The company brought in a former marine and retired law enforcement officer, Ron Fargo, who had 10 years of truck driving experience. Fargo worked at Oakley for 10 weeks as a driver prior to becoming a professional driver coaching administrator.
Oakley Transport also gave new coaching responsibilities to Christy Caputo, who expanded her role from managing claims to managing training compliance.
Fargo and Caputo use the “response center” in the SmartIQ web portal to decide where to focus their efforts daily. For “top tier” issues like fatigue, improper following distance, use of mobile devices or aggressive driving, they will promptly route drivers into the office or closest terminal to review the event.
“If there are signs a driver may be having an issue staying awake while driving we get on that immediately,” she says.
For less serious offenses, Fargo and Caputo send drivers messages through the Omnitracs system to request a call back. If drivers don’t respond quickly, Fargo says he calls the driver’s cellphone after looking at electronic log records to make sure the driver is on duty but not driving.

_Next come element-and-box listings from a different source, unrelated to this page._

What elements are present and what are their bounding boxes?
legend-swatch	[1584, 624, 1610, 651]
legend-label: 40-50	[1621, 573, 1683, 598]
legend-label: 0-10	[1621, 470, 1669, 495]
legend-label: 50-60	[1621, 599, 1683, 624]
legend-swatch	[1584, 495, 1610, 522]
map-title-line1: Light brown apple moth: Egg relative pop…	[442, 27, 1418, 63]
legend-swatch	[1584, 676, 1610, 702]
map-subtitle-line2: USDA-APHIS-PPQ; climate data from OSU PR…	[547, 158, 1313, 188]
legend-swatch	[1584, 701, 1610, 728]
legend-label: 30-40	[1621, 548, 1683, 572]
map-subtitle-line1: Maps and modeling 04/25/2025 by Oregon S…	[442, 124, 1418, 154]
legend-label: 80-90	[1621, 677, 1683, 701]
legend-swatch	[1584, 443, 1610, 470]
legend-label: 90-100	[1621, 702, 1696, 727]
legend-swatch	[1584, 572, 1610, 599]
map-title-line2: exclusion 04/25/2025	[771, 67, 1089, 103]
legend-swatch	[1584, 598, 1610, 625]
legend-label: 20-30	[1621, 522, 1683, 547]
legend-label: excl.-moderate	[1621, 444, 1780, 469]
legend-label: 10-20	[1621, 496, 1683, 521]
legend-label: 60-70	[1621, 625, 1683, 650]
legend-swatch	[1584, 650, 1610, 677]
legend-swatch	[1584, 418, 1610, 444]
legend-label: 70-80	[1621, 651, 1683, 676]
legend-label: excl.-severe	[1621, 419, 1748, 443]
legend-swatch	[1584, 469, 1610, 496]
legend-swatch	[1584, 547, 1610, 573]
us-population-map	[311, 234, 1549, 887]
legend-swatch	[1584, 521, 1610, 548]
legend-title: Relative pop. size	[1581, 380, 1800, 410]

During the past seven months of coaching drivers, the two have noticed a trend. Driving behaviors tend to become more aggressive the longer drivers are away from home. Oakley’s over-the-road drivers can be gone for up to six weeks at a time.
Using the SmartIQ portal, they monitor driver scores using a 12-week view, a weekly view, and on a daily basis to “stay ahead of” this trend, Caputo says.
Fargo and Caputo also recognize drivers for professionalism. Fargo dedicates Fridays for “good calls” to send drivers messages through the Omnitracs system and to make congratulatory phone calls.
Relationship building is the most important part of coaching drivers, they say, to generate positive response to constructive feedback.
“They really need that,” Caputo says. “(Drivers) are not just behind the wheel pulling a load. They are human beings that have some other life besides Oakley. They need someone to listen and care.”
Teresa “Terry” Dwyer, a driver for Oakley’s dry van division, has not had a coachable event since the SmartDrive system was installed in her vehicle. “I’ve been out here 12 years. I’ve got a perfect record and I’m proud of it,” she says.
She confesses that before using the technology, “I liked to tailgate a little bit.”
“It makes you honest,” she says. Overall, she is “thrilled” for the protection that video-event recorders provide from the actions of motorists. “I’m grateful for it; I really am.”